Joe White, executive director of W. Va. School Service Personnel Association, joined representatives from WVEA, AFT-WV, deputy sheriffs and county commissioners in a show of solidarity against proposed constitutional amendments 2 and 4.

“The threat is great, we do not need to expand the power of the legislature,” White said. “We need to have some local control, and say, within each county.”

Amendment 2 would give the legislature power to regulate property taxes used to fund schools and libraries. White said an estimated $515 million dollar tax cut would mostly benefit out of state businesses while counties, public schools and libraries, parks, senior services and others stand to lose out.

Amendment 4 would allow the legislature to overturn any proposed rules on education on matters that include what is taught in West Virginia classrooms.

White said the same legislators who are seeking to change the status quo on education introduced 173 bills on education reform in 2021 alone and urged voters to get out to vote in November.

“I encourage y’all to stop this in its tracks and to vote no on amendments 2 and 4. It is not good for the people, it’s not good for the students and it is not good for the state of West Virginia,” White said.

President of the West Virginia Education Association Dale Lee, and Fred Albert, president of the American Federation of Teachers-WV joined White and others present in calling Proposal 4 an attack on the public education system.

Lee said the “disrespect” on the part of the legislature toward the state’s education system partly stems from resentment over 2018-2019 work actions when teachers and school service employees went on strike over low pay and high healthcare costs.

“I think a part of it is those who have a different belief and education philosophy that they are more concerned with, private school or homeschool, than they are public education,” Lee said.

He said bills aimed at improving those options will take money away from public education and dictate to teachers what they can teach, as well as how and when they can teach, including critical race theory.

Former president of the West Virginia NAACP Sen.
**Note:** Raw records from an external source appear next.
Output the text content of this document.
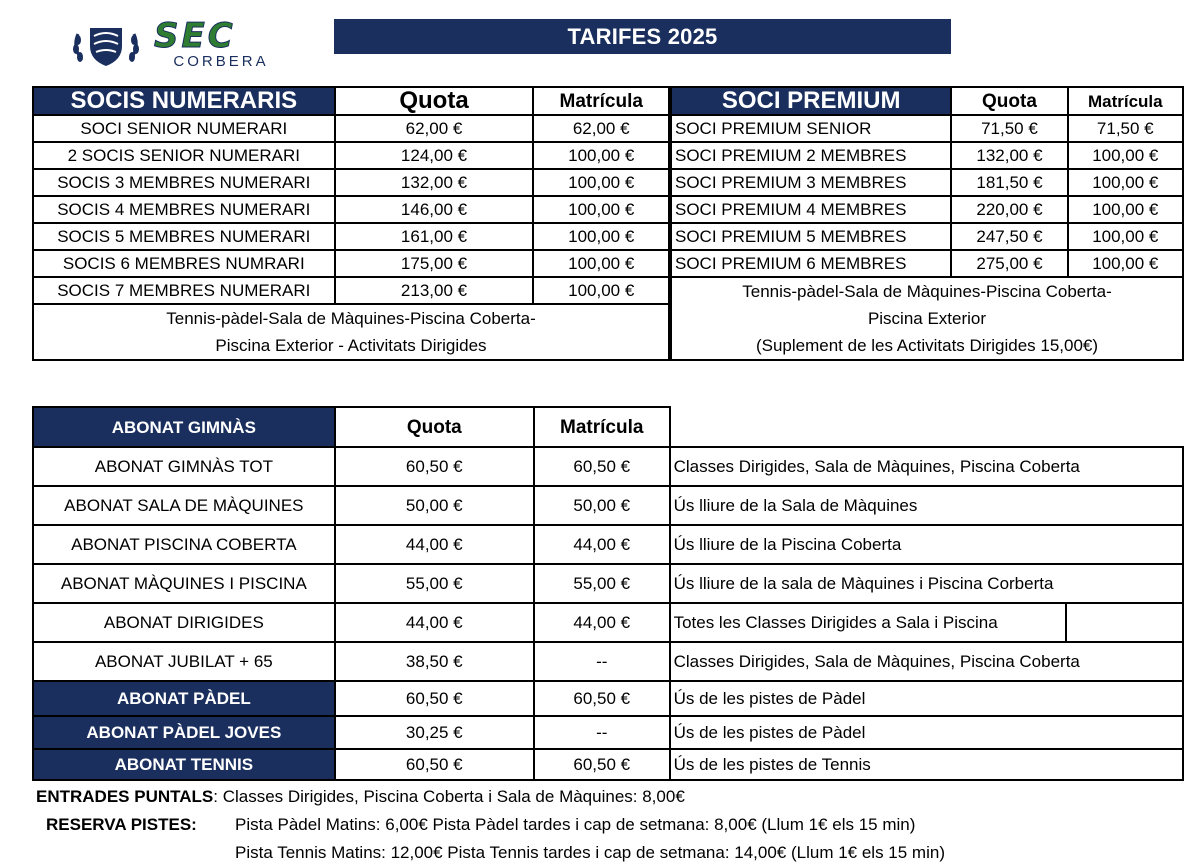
SEC
CORBERA
TARIFES 2025
SOCIS NUMERARIS	Quota	Matrícula
SOCI SENIOR NUMERARI	62,00 €	62,00 €
2 SOCIS SENIOR NUMERARI	124,00 €	100,00 €
SOCIS 3 MEMBRES NUMERARI	132,00 €	100,00 €
SOCIS 4 MEMBRES NUMERARI	146,00 €	100,00 €
SOCIS 5 MEMBRES NUMERARI	161,00 €	100,00 €
SOCIS 6 MEMBRES NUMRARI	175,00 €	100,00 €
SOCIS 7 MEMBRES NUMERARI	213,00 €	100,00 €

Tennis-pàdel-Sala de Màquines-Piscina Coberta-
Piscina Exterior - Activitats Dirigides		
SOCI PREMIUM	Quota	Matrícula
SOCI PREMIUM SENIOR	71,50 €	71,50 €
SOCI PREMIUM 2 MEMBRES	132,00 €	100,00 €
SOCI PREMIUM 3 MEMBRES	181,50 €	100,00 €
SOCI PREMIUM 4 MEMBRES	220,00 €	100,00 €
SOCI PREMIUM 5 MEMBRES	247,50 €	100,00 €
SOCI PREMIUM 6 MEMBRES	275,00 €	100,00 €

Tennis-pàdel-Sala de Màquines-Piscina Coberta-
Piscina Exterior
(Suplement de les Activitats Dirigides 15,00€)		
ABONAT GIMNÀS	Quota	Matrícula		
ABONAT GIMNÀS TOT	60,50 €	60,50 €	Classes Dirigides, Sala de Màquines, Piscina Coberta	
ABONAT SALA DE MÀQUINES	50,00 €	50,00 €	Ús lliure de la Sala de Màquines	
ABONAT PISCINA COBERTA	44,00 €	44,00 €	Ús lliure de la Piscina Coberta	
ABONAT MÀQUINES I PISCINA	55,00 €	55,00 €	Ús lliure de la sala de Màquines i Piscina Corberta	
ABONAT DIRIGIDES	44,00 €	44,00 €	Totes les Classes Dirigides a Sala i Piscina	
ABONAT JUBILAT + 65	38,50 €	--	Classes Dirigides, Sala de Màquines, Piscina Coberta	
ABONAT PÀDEL	60,50 €	60,50 €	Ús de les pistes de Pàdel	
ABONAT PÀDEL JOVES	30,25 €	--	Ús de les pistes de Pàdel	
ABONAT TENNIS	60,50 €	60,50 €	Ús de les pistes de Tennis	
ENTRADES PUNTALS: Classes Dirigides, Piscina Coberta i Sala de Màquines: 8,00€
RESERVA PISTES: Pista Pàdel Matins: 6,00€ Pista Pàdel tardes i cap de setmana: 8,00€ (Llum 1€ els 15 min)
Pista Tennis Matins: 12,00€ Pista Tennis tardes i cap de setmana: 14,00€ (Llum 1€ els 15 min)
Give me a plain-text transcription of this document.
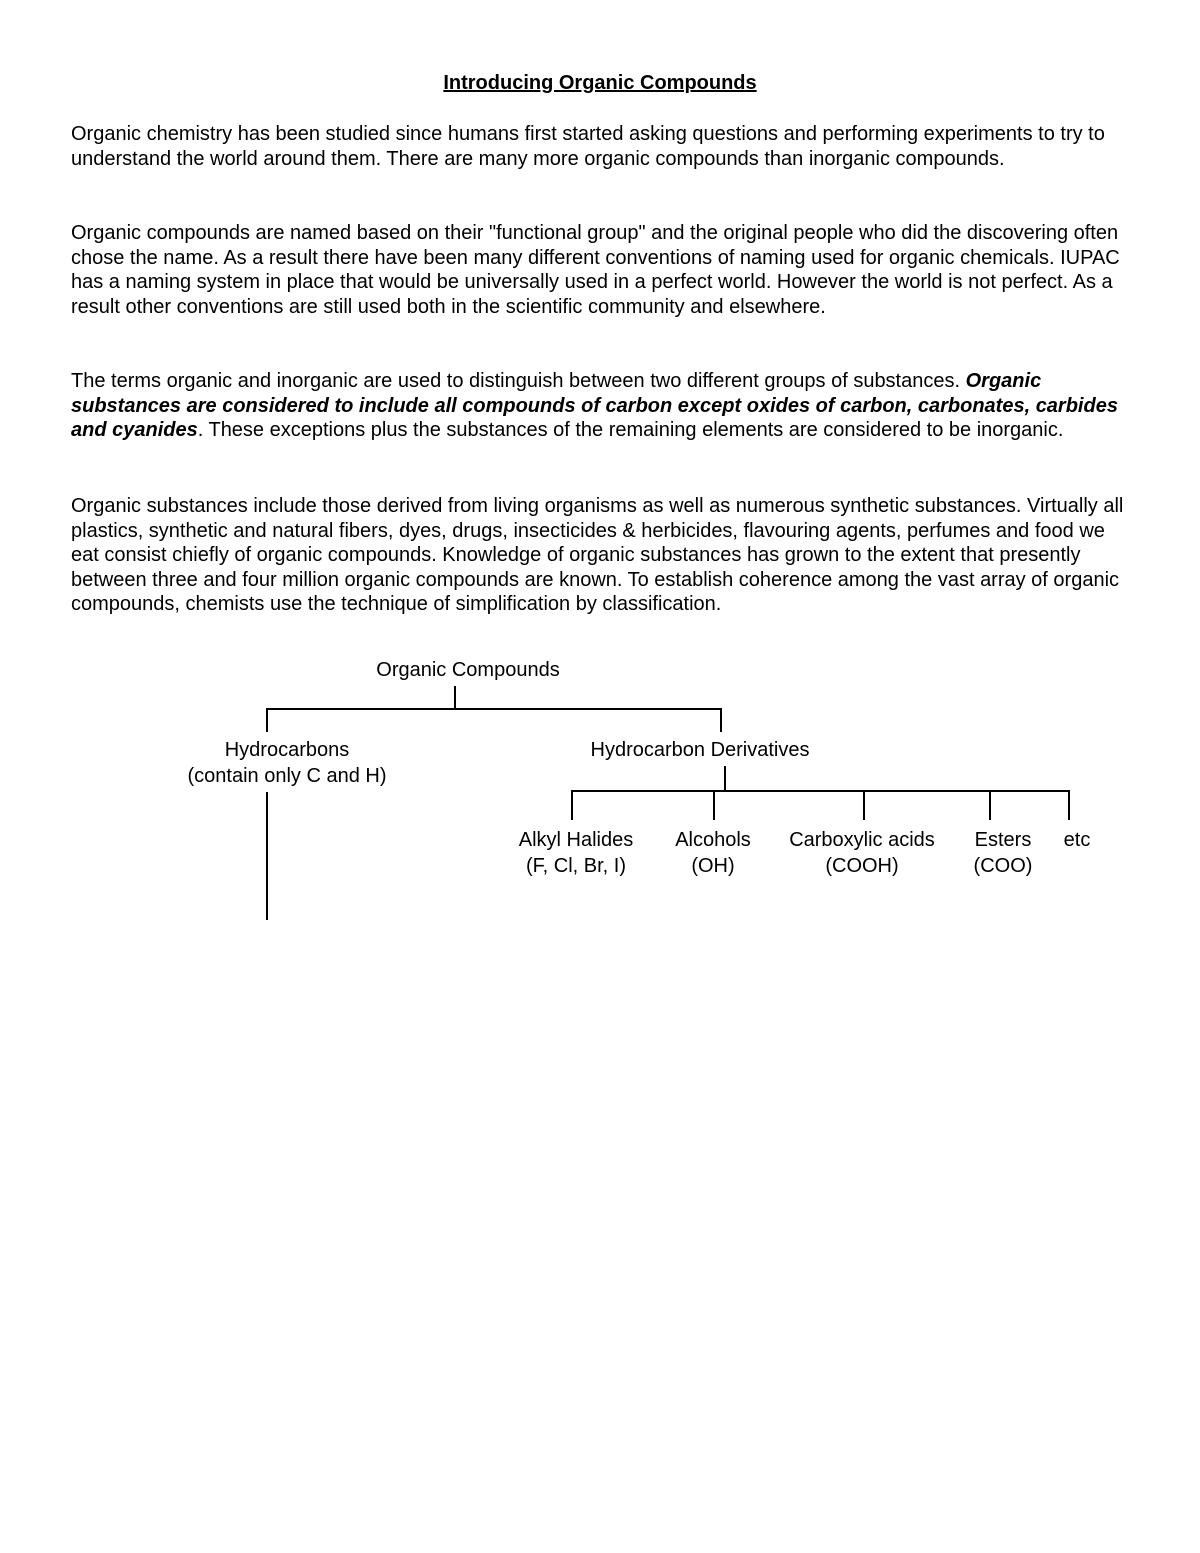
Introducing Organic Compounds

Organic chemistry has been studied since humans first started asking questions and performing experiments to try to understand the world around them. There are many more organic compounds than inorganic compounds.

Organic compounds are named based on their "functional group" and the original people who did the discovering often chose the name. As a result there have been many different conventions of naming used for organic chemicals. IUPAC has a naming system in place that would be universally used in a perfect world. However the world is not perfect. As a result other conventions are still used both in the scientific community and elsewhere.

The terms organic and inorganic are used to distinguish between two different groups of substances. Organic substances are considered to include all compounds of carbon except oxides of carbon, carbonates, carbides and cyanides. These exceptions plus the substances of the remaining elements are considered to be inorganic.

Organic substances include those derived from living organisms as well as numerous synthetic substances. Virtually all plastics, synthetic and natural fibers, dyes, drugs, insecticides & herbicides, flavouring agents, perfumes and food we eat consist chiefly of organic compounds. Knowledge of organic substances has grown to the extent that presently between three and four million organic compounds are known. To establish coherence among the vast array of organic compounds, chemists use the technique of simplification by classification.

Organic Compounds
Hydrocarbons
(contain only C and H)
Hydrocarbon Derivatives
Alkyl Halides
(F, Cl, Br, I)
Alcohols
(OH)
Carboxylic acids
(COOH)
Esters
(COO)
etc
Owens Brown, D-Ohio, a black man, earlier this year accused Republicans of using Senate Bill 498 as a “weapon or tool in their campaigns” stoking unnecessary fear among citizens.

Lee called critical race theory a political buzzword for what he said is actually a law school class that is only taught in a few states.

“Nowhere in our West Virginia public schools do we teach it. We teach truths; we have to allow our students to become critical thinkers,” Lee said.

He cited the example of Catherine Johnson, saying it was 50 years before anyone knew who the great American mathematician and hero was.

“Those are the truths that need to come out. It’s not about a race being superior, the buzzword they want you to believe,” Lee said. It’s about truths – letting our history be taught in a manner by our experts that have kids think about what happened.”